Falhas básicas persistem

Apesar dos avanços tecnológicos, erros simples de manejo ainda são recorrentes nas granjas. Entre os principais, o especialista cita falhas no ajuste de temperatura sem considerar umidade e velocidade do ar, além de problemas na regulagem de comedouros e bebedouros. “Não podemos mais falar apenas de temperatura. Precisamos considerar sensação térmica, o que o animal está sentindo. Muitas vezes o produtor tem a informação, mas não executa corretamente o manejo”, menciona o profissional.
Ele destaca que a avicultura comercial em grande escala exige atenção constante aos detalhes, especialmente em sistemas mais industrializados. “A diferença está no nível de cuidado. O produtor que se destaca vai além do básico e entende o sistema como um todo”, destaca.
Pressão sanitária exigem rigor operacional
Além do manejo, o cenário sanitário reforça a necessidade de controle rigoroso nas granjas. A manutenção da biosseguridade em níveis elevados é apontada como prioridade, especialmente diante do risco de Influenza aviária e da circulação de outros patógenos. “Nosso principal desafio é manter a biosseguridade elevada. Não podemos baixar a guarda. O objetivo é impedir a entrada de qualquer patógeno”, frisa.
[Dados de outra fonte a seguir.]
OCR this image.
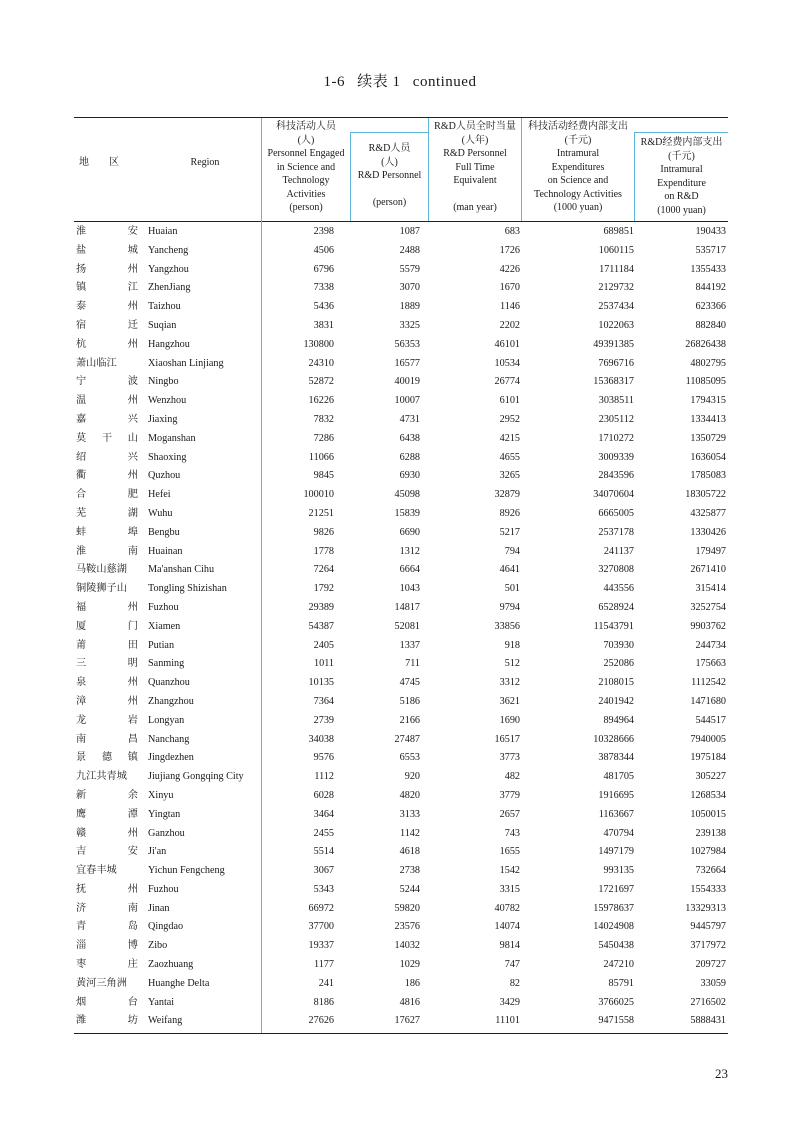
1-6 续表 1 continued
地　　区	Region
科技活动人员
(人)
Personnel Engaged
in Science and
Technology
Activities
(person)
R&D人员
(人)
R&D Personnel
(person)
R&D人员全时当量
(人年)
R&D Personnel
Full Time
Equivalent
(man year)
科技活动经费内部支出
(千元)
Intramural
Expenditures
on Science and
Technology Activities
(1000 yuan)
R&D经费内部支出
(千元)
Intramural
Expenditure
on R&D
(1000 yuan)
淮安 Huaian	2398	1087	683	689851	190433
盐城 Yancheng	4506	2488	1726	1060115	535717
扬州 Yangzhou	6796	5579	4226	1711184	1355433
镇江 ZhenJiang	7338	3070	1670	2129732	844192
泰州 Taizhou	5436	1889	1146	2537434	623366
宿迁 Suqian	3831	3325	2202	1022063	882840
杭州 Hangzhou	130800	56353	46101	49391385	26826438
萧山临江	Xiaoshan Linjiang	24310	16577	10534	7696716	4802795
宁波 Ningbo	52872	40019	26774	15368317	11085095
温州 Wenzhou	16226	10007	6101	3038511	1794315
嘉兴 Jiaxing	7832	4731	2952	2305112	1334413
莫干山 Moganshan	7286	6438	4215	1710272	1350729
绍兴 Shaoxing	11066	6288	4655	3009339	1636054
衢州 Quzhou	9845	6930	3265	2843596	1785083
合肥 Hefei	100010	45098	32879	34070604	18305722
芜湖 Wuhu	21251	15839	8926	6665005	4325877
蚌埠 Bengbu	9826	6690	5217	2537178	1330426
淮南 Huainan	1778	1312	794	241137	179497
马鞍山慈湖	Ma'anshan Cihu	7264	6664	4641	3270808	2671410
铜陵狮子山	Tongling Shizishan	1792	1043	501	443556	315414
福州 Fuzhou	29389	14817	9794	6528924	3252754
厦门 Xiamen	54387	52081	33856	11543791	9903762
莆田 Putian	2405	1337	918	703930	244734
三明 Sanming	1011	711	512	252086	175663
泉州 Quanzhou	10135	4745	3312	2108015	1112542
漳州 Zhangzhou	7364	5186	3621	2401942	1471680
龙岩 Longyan	2739	2166	1690	894964	544517
南昌 Nanchang	34038	27487	16517	10328666	7940005
景德镇 Jingdezhen	9576	6553	3773	3878344	1975184
九江共青城	Jiujiang Gongqing City	1112	920	482	481705	305227
新余 Xinyu	6028	4820	3779	1916695	1268534
鹰潭 Yingtan	3464	3133	2657	1163667	1050015
赣州 Ganzhou	2455	1142	743	470794	239138
吉安 Ji'an	5514	4618	1655	1497179	1027984
宜春丰城	Yichun Fengcheng	3067	2738	1542	993135	732664
抚州 Fuzhou	5343	5244	3315	1721697	1554333
济南 Jinan	66972	59820	40782	15978637	13329313
青岛 Qingdao	37700	23576	14074	14024908	9445797
淄博 Zibo	19337	14032	9814	5450438	3717972
枣庄 Zaozhuang	1177	1029	747	247210	209727
黄河三角洲	Huanghe Delta	241	186	82	85791	33059
烟台 Yantai	8186	4816	3429	3766025	2716502
潍坊 Weifang	27626	17627	11101	9471558	5888431
23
O médico-veterinário também cita impactos econômicos associados a enfermidades como bronquite infecciosa e reovírus, que têm gerado aumento de condenações em frigoríficos. “Muitas vezes o problema não aparece no campo, mas reduz o aproveitamento no abate e compromete a margem”, expõe.
A intensificação da produção em regiões com alta concentração de granjas também amplia o risco sanitário, especialmente quando há redução de intervalos entre lotes ou aumento de densidade. “Quando pressionamos o sistema produtivo, o resultado cai. O ganho de volume pode vir acompanhado de perdas”, aponta.
Tecnologia exige uso efetivo dos dados
O avanço de sensores, automação e monitoramento amplia a capacidade de controle nas granjas, mas o uso eficiente dessas informações ainda é um desafio. “A coleta de dados é fundamental. Primeiro coletamos, depois analisamos e então tomamos decisões. O problema é que muitas vezes o setor coleta muito e utiliza pouco essas informações”, ressalta Guimarães.
Segundo ele, a tendência é de sistemas mais integrados e responsivos, com uso crescente de automação e inteligência artificial para interpretar dados de ambiente e comportamento animal. “A integração entre sensores e análise de comportamento deve permitir ajustes mais rápidos e precisos no ambiente”, diz.
Equilíbrio produtivo e execução definem resultado
Para o profissional, não há soluções simplificadas para os desafios da avicultura comercial. O foco deve estar na execução consistente do manejo e no equilíbrio entre produtividade, sanidade e bem-estar. “O mercado não exige soluções mirabolantes. Exige um sistema equilibrado, com desempenho consistente em toda a cadeia, da reprodução ao abate”, afirma, ressaltando que o avanço genético amplia a necessidade de precisão técnica. “O ganho de peso diário continua aumentando e a idade de abate reduzindo. Isso aumenta a velocidade do sistema e o impacto dos erros. O manejo bem executado é o que garante resultado”.